This morning, the California Department of Public Health (CDPH) announced that they were lifting the Regional Stay at Home Order statewide. Three regions – San Joaquin Valley, Bay Area and Southern California – were still under this public health order due to their limited ICU capacity, however four week projections show their ICU capacity hitting the threshold allowing the region to exit the order.
All counties are now subject to the 4-tiered Blueprint for a Safer Economy
. Each county will fall into one of four colored tiers – Purple (Widespread), Red (Substantial), Orange (Moderate) and Yellow (Minimal) – based on how prevalent COVID-19 is in each county and the extent of community spread. That color will indicate how sectors can operate. For example, in the Purple (Widespread) tier where the disease is widespread, restaurants can only operate outdoors. But once a county has achieved a lower level of disease transmission and moved into the Red (Substantial) tier, restaurants can operate with 25 percent capacity indoors or 100 patrons, whichever is fewer. Nearly all the counties exiting the Regional Stay at Home Order today are in the Purple (most restrictive) tier.
Current county count per tier:
- Purple (widespread): 54 counties
- Red (substantial): 3 counties – Alpine, Mariposa, Trinity
- Orange (moderate): 1 county – Sierra
As a reminder, data is reviewed weekly and tiers are updated on Tuesdays. Counties can only move one tier at a time and must remain in their tier for at least three weeks before moving forward. They must also meet the next tier’s criteria for two consecutive weeks before progressing. Conversely, if a county’s metrics worsen for two consecutive weeks, it will be assigned to a more restrictive tier. Public health officials will be constantly monitoring data and can step in if deemed necessary, such as a spike in ICU and/or hospitalization rates.

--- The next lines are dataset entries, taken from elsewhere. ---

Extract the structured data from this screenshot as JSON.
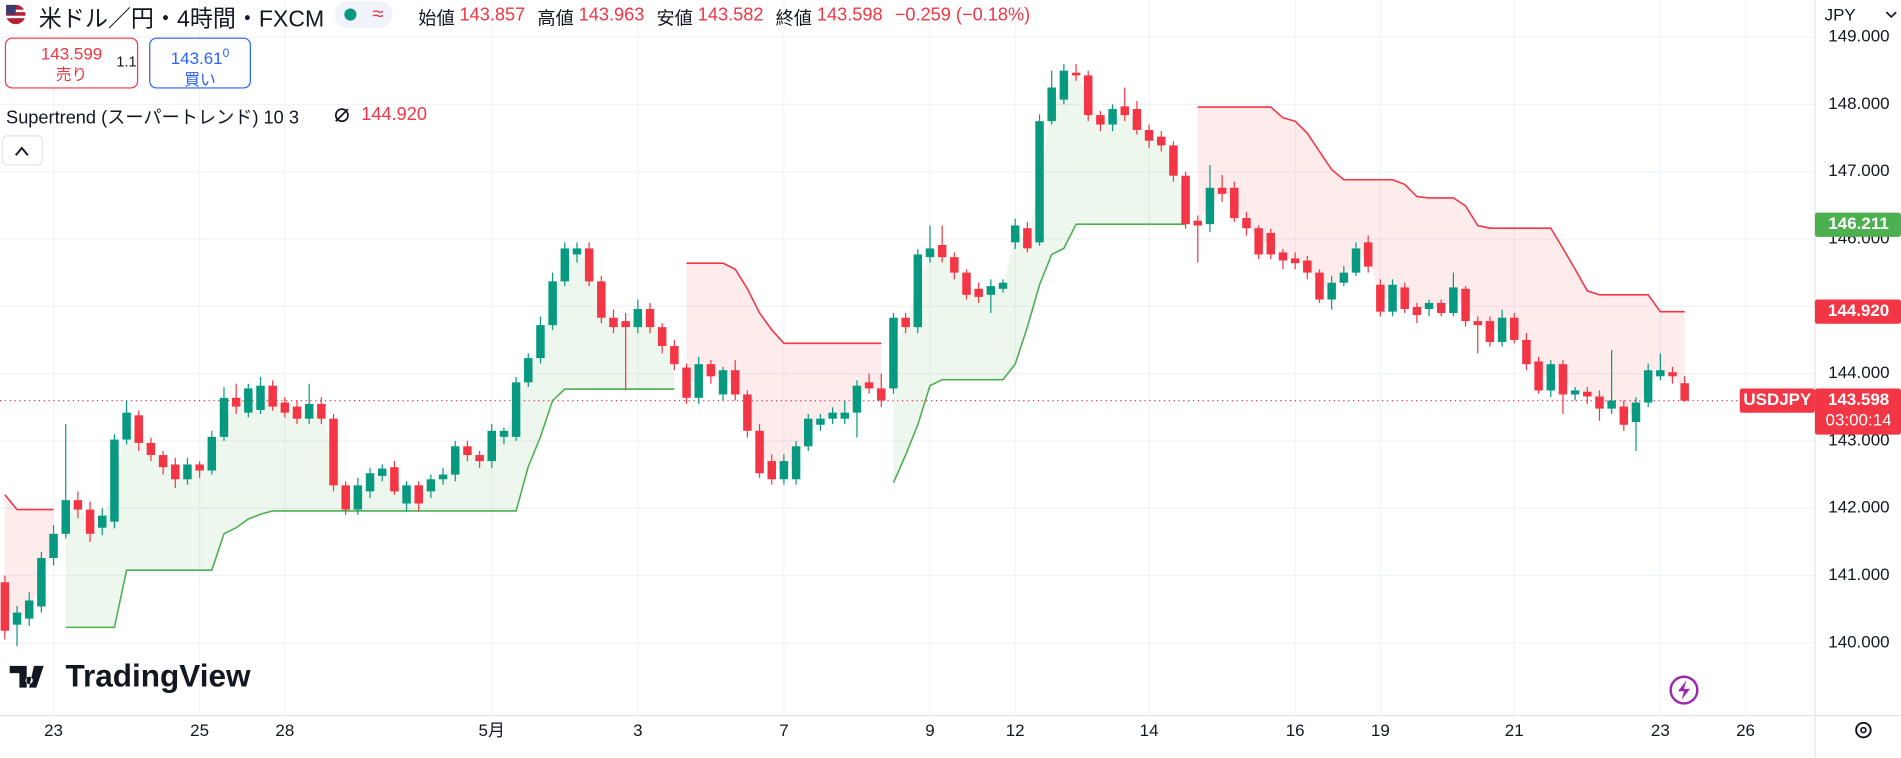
{
  "header": {
    "title": "米ドル／円・4時間・FXCM",
    "badge": "≈",
    "ohlc_legend": [
      {
        "label": "始値",
        "value": 143.857
      },
      {
        "label": "高値",
        "value": 143.963
      },
      {
        "label": "安値",
        "value": 143.582
      },
      {
        "label": "終値",
        "value": 143.598
      }
    ],
    "change": "−0.259 (−0.18%)",
    "currency": "JPY"
  },
  "trade": {
    "sell_price": "143.599",
    "sell_label": "売り",
    "spread": 1.1,
    "buy_price": "143.61",
    "buy_pipette": "0",
    "buy_label": "買い"
  },
  "indicator": {
    "name": "Supertrend (スーパートレンド) 10 3",
    "value": "144.920"
  },
  "branding": "TradingView",
  "chart_data": {
    "type": "candlestick",
    "xlim": [
      -0.4,
      148.7
    ],
    "ylim": [
      138.92,
      149.55
    ],
    "xticks": [
      {
        "value": 4,
        "label": "23"
      },
      {
        "value": 16,
        "label": "25"
      },
      {
        "value": 23,
        "label": "28"
      },
      {
        "value": 40,
        "label": "5月"
      },
      {
        "value": 52,
        "label": "3"
      },
      {
        "value": 64,
        "label": "7"
      },
      {
        "value": 76,
        "label": "9"
      },
      {
        "value": 83,
        "label": "12"
      },
      {
        "value": 94,
        "label": "14"
      },
      {
        "value": 106,
        "label": "16"
      },
      {
        "value": 113,
        "label": "19"
      },
      {
        "value": 124,
        "label": "21"
      },
      {
        "value": 136,
        "label": "23"
      },
      {
        "value": 143,
        "label": "26"
      }
    ],
    "yticks": [
      {
        "value": 140,
        "label": "140.000"
      },
      {
        "value": 141,
        "label": "141.000"
      },
      {
        "value": 142,
        "label": "142.000"
      },
      {
        "value": 143,
        "label": "143.000"
      },
      {
        "value": 144,
        "label": "144.000"
      },
      {
        "value": 145,
        "label": "145.000"
      },
      {
        "value": 146,
        "label": "146.000"
      },
      {
        "value": 147,
        "label": "147.000"
      },
      {
        "value": 148,
        "label": "148.000"
      },
      {
        "value": 149,
        "label": "149.000"
      }
    ],
    "grid": true,
    "up_color": "#089981",
    "down_color": "#f23645",
    "ohlc": [
      [
        140.9,
        141.0,
        140.05,
        140.18
      ],
      [
        140.27,
        140.55,
        139.95,
        140.45
      ],
      [
        140.36,
        140.75,
        140.25,
        140.63
      ],
      [
        140.54,
        141.35,
        140.45,
        141.26
      ],
      [
        141.26,
        141.75,
        141.15,
        141.62
      ],
      [
        141.62,
        143.25,
        141.55,
        142.12
      ],
      [
        142.12,
        142.25,
        141.85,
        141.98
      ],
      [
        141.98,
        142.1,
        141.5,
        141.62
      ],
      [
        141.71,
        142.0,
        141.6,
        141.89
      ],
      [
        141.8,
        143.1,
        141.7,
        143.02
      ],
      [
        143.02,
        143.6,
        142.95,
        143.42
      ],
      [
        143.38,
        143.45,
        142.85,
        142.97
      ],
      [
        142.97,
        143.05,
        142.7,
        142.79
      ],
      [
        142.79,
        142.85,
        142.5,
        142.61
      ],
      [
        142.65,
        142.75,
        142.3,
        142.43
      ],
      [
        142.43,
        142.75,
        142.35,
        142.65
      ],
      [
        142.65,
        142.7,
        142.45,
        142.56
      ],
      [
        142.56,
        143.15,
        142.5,
        143.06
      ],
      [
        143.06,
        143.8,
        143.0,
        143.64
      ],
      [
        143.64,
        143.85,
        143.4,
        143.51
      ],
      [
        143.42,
        143.85,
        143.35,
        143.78
      ],
      [
        143.46,
        143.95,
        143.4,
        143.82
      ],
      [
        143.82,
        143.9,
        143.45,
        143.51
      ],
      [
        143.57,
        143.65,
        143.35,
        143.42
      ],
      [
        143.51,
        143.6,
        143.25,
        143.33
      ],
      [
        143.33,
        143.85,
        143.25,
        143.55
      ],
      [
        143.55,
        143.65,
        143.25,
        143.33
      ],
      [
        143.33,
        143.4,
        142.25,
        142.34
      ],
      [
        142.34,
        142.4,
        141.9,
        141.98
      ],
      [
        141.98,
        142.45,
        141.9,
        142.34
      ],
      [
        142.25,
        142.6,
        142.15,
        142.52
      ],
      [
        142.48,
        142.65,
        142.4,
        142.59
      ],
      [
        142.61,
        142.7,
        142.2,
        142.25
      ],
      [
        142.07,
        142.4,
        141.95,
        142.34
      ],
      [
        142.34,
        142.4,
        141.95,
        142.07
      ],
      [
        142.25,
        142.5,
        142.15,
        142.43
      ],
      [
        142.43,
        142.6,
        142.35,
        142.5
      ],
      [
        142.5,
        143.0,
        142.4,
        142.92
      ],
      [
        142.92,
        143.0,
        142.7,
        142.79
      ],
      [
        142.79,
        142.85,
        142.6,
        142.7
      ],
      [
        142.7,
        143.25,
        142.6,
        143.15
      ],
      [
        143.06,
        143.2,
        142.95,
        143.15
      ],
      [
        143.06,
        143.95,
        143.0,
        143.87
      ],
      [
        143.87,
        144.3,
        143.8,
        144.23
      ],
      [
        144.23,
        144.85,
        144.15,
        144.72
      ],
      [
        144.72,
        145.5,
        144.65,
        145.37
      ],
      [
        145.37,
        145.95,
        145.3,
        145.86
      ],
      [
        145.77,
        145.95,
        145.65,
        145.86
      ],
      [
        145.86,
        145.95,
        145.3,
        145.37
      ],
      [
        145.37,
        145.45,
        144.75,
        144.83
      ],
      [
        144.83,
        144.95,
        144.6,
        144.69
      ],
      [
        144.78,
        144.9,
        143.75,
        144.69
      ],
      [
        144.69,
        145.1,
        144.6,
        144.96
      ],
      [
        144.96,
        145.05,
        144.6,
        144.69
      ],
      [
        144.69,
        144.75,
        144.3,
        144.41
      ],
      [
        144.41,
        144.5,
        144.05,
        144.14
      ],
      [
        144.09,
        144.15,
        143.55,
        143.64
      ],
      [
        143.64,
        144.25,
        143.55,
        144.14
      ],
      [
        144.14,
        144.2,
        143.85,
        143.96
      ],
      [
        143.69,
        144.1,
        143.6,
        144.05
      ],
      [
        144.05,
        144.2,
        143.6,
        143.69
      ],
      [
        143.69,
        143.75,
        143.05,
        143.15
      ],
      [
        143.15,
        143.25,
        142.45,
        142.52
      ],
      [
        142.7,
        142.8,
        142.35,
        142.43
      ],
      [
        142.43,
        142.8,
        142.35,
        142.7
      ],
      [
        142.43,
        143.0,
        142.35,
        142.92
      ],
      [
        142.92,
        143.4,
        142.85,
        143.33
      ],
      [
        143.24,
        143.4,
        143.15,
        143.33
      ],
      [
        143.33,
        143.5,
        143.25,
        143.42
      ],
      [
        143.33,
        143.6,
        143.25,
        143.42
      ],
      [
        143.42,
        143.9,
        143.05,
        143.82
      ],
      [
        143.87,
        144.0,
        143.7,
        143.78
      ],
      [
        143.78,
        144.0,
        143.5,
        143.6
      ],
      [
        143.78,
        144.9,
        143.7,
        144.83
      ],
      [
        144.83,
        144.9,
        144.6,
        144.69
      ],
      [
        144.69,
        145.85,
        144.6,
        145.77
      ],
      [
        145.73,
        146.2,
        145.65,
        145.86
      ],
      [
        145.91,
        146.2,
        145.65,
        145.73
      ],
      [
        145.73,
        145.8,
        145.4,
        145.5
      ],
      [
        145.5,
        145.55,
        145.1,
        145.17
      ],
      [
        145.26,
        145.35,
        145.05,
        145.14
      ],
      [
        145.17,
        145.4,
        144.9,
        145.3
      ],
      [
        145.26,
        145.4,
        145.2,
        145.35
      ],
      [
        145.95,
        146.3,
        145.85,
        146.2
      ],
      [
        146.16,
        146.25,
        145.8,
        145.86
      ],
      [
        145.95,
        147.85,
        145.9,
        147.75
      ],
      [
        147.75,
        148.5,
        147.7,
        148.25
      ],
      [
        148.07,
        148.6,
        148.0,
        148.5
      ],
      [
        148.47,
        148.6,
        148.35,
        148.43
      ],
      [
        148.43,
        148.5,
        147.75,
        147.84
      ],
      [
        147.84,
        147.9,
        147.6,
        147.7
      ],
      [
        147.7,
        148.0,
        147.6,
        147.93
      ],
      [
        147.97,
        148.25,
        147.75,
        147.84
      ],
      [
        147.93,
        148.05,
        147.55,
        147.62
      ],
      [
        147.62,
        147.7,
        147.35,
        147.46
      ],
      [
        147.52,
        147.6,
        147.3,
        147.39
      ],
      [
        147.39,
        147.45,
        146.85,
        146.94
      ],
      [
        146.94,
        147.0,
        146.15,
        146.22
      ],
      [
        146.27,
        146.35,
        145.65,
        146.2
      ],
      [
        146.22,
        147.1,
        146.1,
        146.76
      ],
      [
        146.76,
        146.95,
        146.55,
        146.67
      ],
      [
        146.76,
        146.85,
        146.25,
        146.31
      ],
      [
        146.31,
        146.4,
        146.05,
        146.16
      ],
      [
        146.16,
        146.2,
        145.7,
        145.77
      ],
      [
        146.09,
        146.15,
        145.7,
        145.77
      ],
      [
        145.8,
        145.85,
        145.55,
        145.68
      ],
      [
        145.71,
        145.8,
        145.55,
        145.64
      ],
      [
        145.68,
        145.75,
        145.4,
        145.5
      ],
      [
        145.5,
        145.55,
        145.05,
        145.1
      ],
      [
        145.1,
        145.45,
        144.95,
        145.35
      ],
      [
        145.35,
        145.6,
        145.3,
        145.5
      ],
      [
        145.5,
        145.95,
        145.45,
        145.86
      ],
      [
        145.95,
        146.05,
        145.5,
        145.59
      ],
      [
        145.32,
        145.4,
        144.85,
        144.92
      ],
      [
        144.92,
        145.4,
        144.85,
        145.32
      ],
      [
        145.28,
        145.35,
        144.9,
        144.96
      ],
      [
        144.99,
        145.05,
        144.75,
        144.87
      ],
      [
        144.96,
        145.1,
        144.85,
        145.05
      ],
      [
        145.05,
        145.1,
        144.85,
        144.9
      ],
      [
        144.9,
        145.5,
        144.85,
        145.28
      ],
      [
        145.26,
        145.3,
        144.7,
        144.78
      ],
      [
        144.78,
        144.85,
        144.3,
        144.72
      ],
      [
        144.78,
        144.85,
        144.4,
        144.47
      ],
      [
        144.47,
        144.95,
        144.4,
        144.83
      ],
      [
        144.83,
        144.9,
        144.45,
        144.5
      ],
      [
        144.5,
        144.6,
        144.05,
        144.14
      ],
      [
        144.18,
        144.25,
        143.7,
        143.75
      ],
      [
        143.75,
        144.2,
        143.65,
        144.14
      ],
      [
        144.14,
        144.2,
        143.4,
        143.69
      ],
      [
        143.69,
        143.8,
        143.6,
        143.75
      ],
      [
        143.73,
        143.8,
        143.55,
        143.66
      ],
      [
        143.66,
        143.75,
        143.3,
        143.48
      ],
      [
        143.48,
        144.35,
        143.4,
        143.6
      ],
      [
        143.51,
        143.6,
        143.15,
        143.24
      ],
      [
        143.28,
        143.65,
        142.85,
        143.57
      ],
      [
        143.57,
        144.15,
        143.5,
        144.05
      ],
      [
        143.96,
        144.3,
        143.9,
        144.05
      ],
      [
        144.02,
        144.1,
        143.85,
        143.96
      ],
      [
        143.857,
        143.963,
        143.582,
        143.598
      ]
    ],
    "series": [
      {
        "color": "#f23645",
        "fill": "rgba(242,54,69,0.1)",
        "values": [
          142.2,
          141.98,
          141.98,
          141.98,
          141.98,
          null,
          null,
          null,
          null,
          null,
          null,
          null,
          null,
          null,
          null,
          null,
          null,
          null,
          null,
          null,
          null,
          null,
          null,
          null,
          null,
          null,
          null,
          null,
          null,
          null,
          null,
          null,
          null,
          null,
          null,
          null,
          null,
          null,
          null,
          null,
          null,
          null,
          null,
          null,
          null,
          null,
          null,
          null,
          null,
          null,
          null,
          null,
          null,
          null,
          null,
          null,
          145.64,
          145.64,
          145.64,
          145.64,
          145.55,
          145.26,
          144.9,
          144.65,
          144.45,
          144.45,
          144.45,
          144.45,
          144.45,
          144.45,
          144.45,
          144.45,
          144.45,
          null,
          null,
          null,
          null,
          null,
          null,
          null,
          null,
          null,
          null,
          null,
          null,
          null,
          null,
          null,
          null,
          null,
          null,
          null,
          null,
          null,
          null,
          null,
          null,
          null,
          147.96,
          147.96,
          147.96,
          147.96,
          147.96,
          147.96,
          147.96,
          147.8,
          147.75,
          147.57,
          147.3,
          147.03,
          146.88,
          146.88,
          146.88,
          146.88,
          146.88,
          146.81,
          146.63,
          146.61,
          146.61,
          146.61,
          146.49,
          146.2,
          146.16,
          146.16,
          146.16,
          146.16,
          146.16,
          146.16,
          145.86,
          145.55,
          145.23,
          145.17,
          145.17,
          145.17,
          145.17,
          145.17,
          144.92,
          144.92,
          144.92
        ]
      },
      {
        "color": "#4caf50",
        "fill": "rgba(76,175,80,0.1)",
        "values": [
          null,
          null,
          null,
          null,
          null,
          140.23,
          140.23,
          140.23,
          140.23,
          140.23,
          141.08,
          141.08,
          141.08,
          141.08,
          141.08,
          141.08,
          141.08,
          141.08,
          141.62,
          141.71,
          141.84,
          141.91,
          141.96,
          141.96,
          141.96,
          141.96,
          141.96,
          141.96,
          141.96,
          141.96,
          141.96,
          141.96,
          141.96,
          141.96,
          141.96,
          141.96,
          141.96,
          141.96,
          141.96,
          141.96,
          141.96,
          141.96,
          141.96,
          142.62,
          143.06,
          143.6,
          143.77,
          143.77,
          143.77,
          143.77,
          143.77,
          143.77,
          143.77,
          143.77,
          143.77,
          143.77,
          null,
          null,
          null,
          null,
          null,
          null,
          null,
          null,
          null,
          null,
          null,
          null,
          null,
          null,
          null,
          null,
          null,
          142.38,
          142.79,
          143.24,
          143.82,
          143.91,
          143.91,
          143.91,
          143.91,
          143.91,
          143.91,
          144.14,
          144.69,
          145.32,
          145.77,
          145.86,
          146.22,
          146.22,
          146.22,
          146.22,
          146.22,
          146.22,
          146.22,
          146.22,
          146.22,
          146.22,
          null,
          null,
          null,
          null,
          null,
          null,
          null,
          null,
          null,
          null,
          null,
          null,
          null,
          null,
          null,
          null,
          null,
          null,
          null,
          null,
          null,
          null,
          null,
          null,
          null,
          null,
          null,
          null,
          null,
          null,
          null,
          null,
          null,
          null,
          null,
          null,
          null,
          null,
          null,
          null,
          null
        ]
      }
    ],
    "price_labels": [
      {
        "value": 146.211,
        "label": "146.211",
        "color": "#4caf50"
      },
      {
        "value": 144.92,
        "label": "144.920",
        "color": "#f23645"
      }
    ],
    "last_price": {
      "value": 143.598,
      "label": "143.598",
      "countdown": "03:00:14",
      "symbol": "USDJPY",
      "color": "#f23645"
    }
  }
}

The Limited Stay at Home Order
, which limits non-essential activities between the hours of 10 p.m. and 5 a.m., expires with the Regional Stay At Home Order ending. CDPH still urges Californians to continue wearing masks in an effort to mitigate the spread of COVID-19.
During his press conference this afternoon, Governor Newsom announced a new vaccine eligibility framework – a single statewide baseline standard to streamline the process of vaccinating Californians. The state will continue to vaccinate through 65+, health care workers, and prioritize emergency services, food and agriculture workers, teachers and school staff. From there, the state will transition to age-based eligibility.
He also announced the launch of a new scheduling system for Californians and data system for vaccinators called My Turn. The program, which was piloted in Los Angeles and San Diego counties, is estimated to launch statewide in early February.
With My Turn, Californians can receive notifications via text or email when it is their turn to get vaccinated, and schedule an appointment to receive the vaccine. Providers can use the program or an Electronic Health Record to automatically share data with the state and reduce data lag times.
Providers took the very conservative approach of administering first doses and saving a second dose. To increase available supply based on existing in-state vaccines, the Department of Public Health announced a process that will allow for the reallocation of vaccines from providers who have not used at least 65 percent of their available supply on hand for a week and have not submitted a plan for administering the remaining vaccine to prioritized populations within four days of notice.
More details regarding this framework will be released during Dr. Mark Ghaly’s press conference tomorrow afternoon, where he will also be giving an update on county tier status.